The sky's the limit for Sacramento Kings guard/forward Tyreke Evans. Evans has all of the God-given ability to be an elite NBA player, and he used that skill set to take the NBA by storm in winning the 2009-10 Rookie of the Year.
But an inconsistent jump shot has stood in the way of Evans' development. However, it looks like Tyreke is finally getting the message and has been working diligently to improve his lackluster shooting.
By all accounts, Evans has taken this offseason extremely seriously. A huge portion of that focus is going towards establishing a consistent shot. That's because Evans realized his opponents were giving him room to shoot from the perimeter, in hopes of being able to prevent him from getting to the hoop.
"People just started looking at film and started trying to keep me from going to the basket," he said. "This year, I'm going to have to go to the pull-up (jump shot). I'm still going to go in there, no matter what, but I want to go to the pull-up too." (from Jason Jones of the Sacramento Bee)

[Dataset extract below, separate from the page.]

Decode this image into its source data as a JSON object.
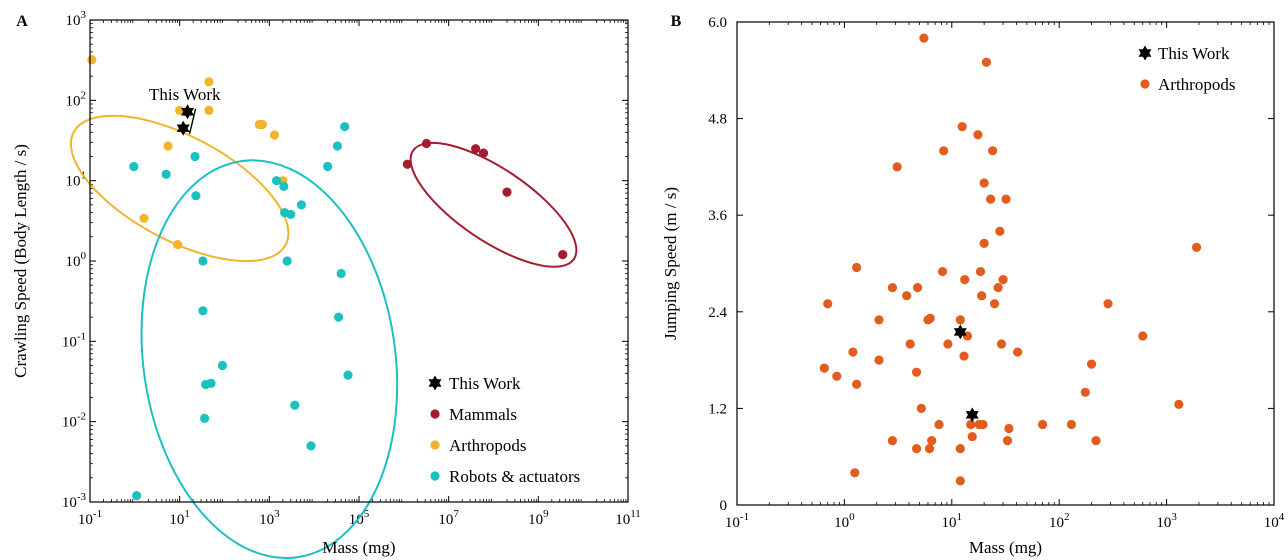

As Kings coach Keith Smart explains, it's not that Evans didn't care about improving his game in previous seasons; it's that there wasn't the necessary support system in the organization to help him do it.
"(Evans has) always been a guy who wanted to (improve), but you had to give him a plan and a staff that won't leave until the last person leaves the building," Smart said.
Part of that plan was to give Evans a key to the practice facility so he could come work out whenever he wanted throughout the offseason. In fact, Tyreke even earned the nickname "The Cat Burglar" over the summer because he'd show up at the facility unannounced and at such odd hours.
I've always contended that Tyreke could be one of the best players in this league if he just works on nailing down his jump shot.
When you'd watch Evans in the past, you could see that he could get to the basket at will. Then, once he got there, he had the needed strength and agility to consistently finish.
What he lacked was a consistent enough jump shot to keep defenders honest. Eventually they figured that out and began backing off Evans, daring to beat them with his shooting. Unfortunately Evans didn't have the ability to do it.
Nothing illustrates this point better than Evans' shooting percentages, which Jason Jones pointed out in the article: Evans shot 60 percent (295 of 492) within five feet of the rim last season and 27.7 percent (113 of 408) from beyond.
If the work that Evans has been putting in during the offseason begins to pay off with a reliable jump shot, then Tyreke will begin improving upon the promise he showed as a rookie.
That's a scary thought for his opponents considering Evans is one of four players to average 20 points, five rebounds and five assists as rookies, with the other three being Michael Jordan, Oscar Robertson and LeBron James.
Now, with a consistent jump shot, Evans can build upon that rookie campaign and take his place among the NBA's elite.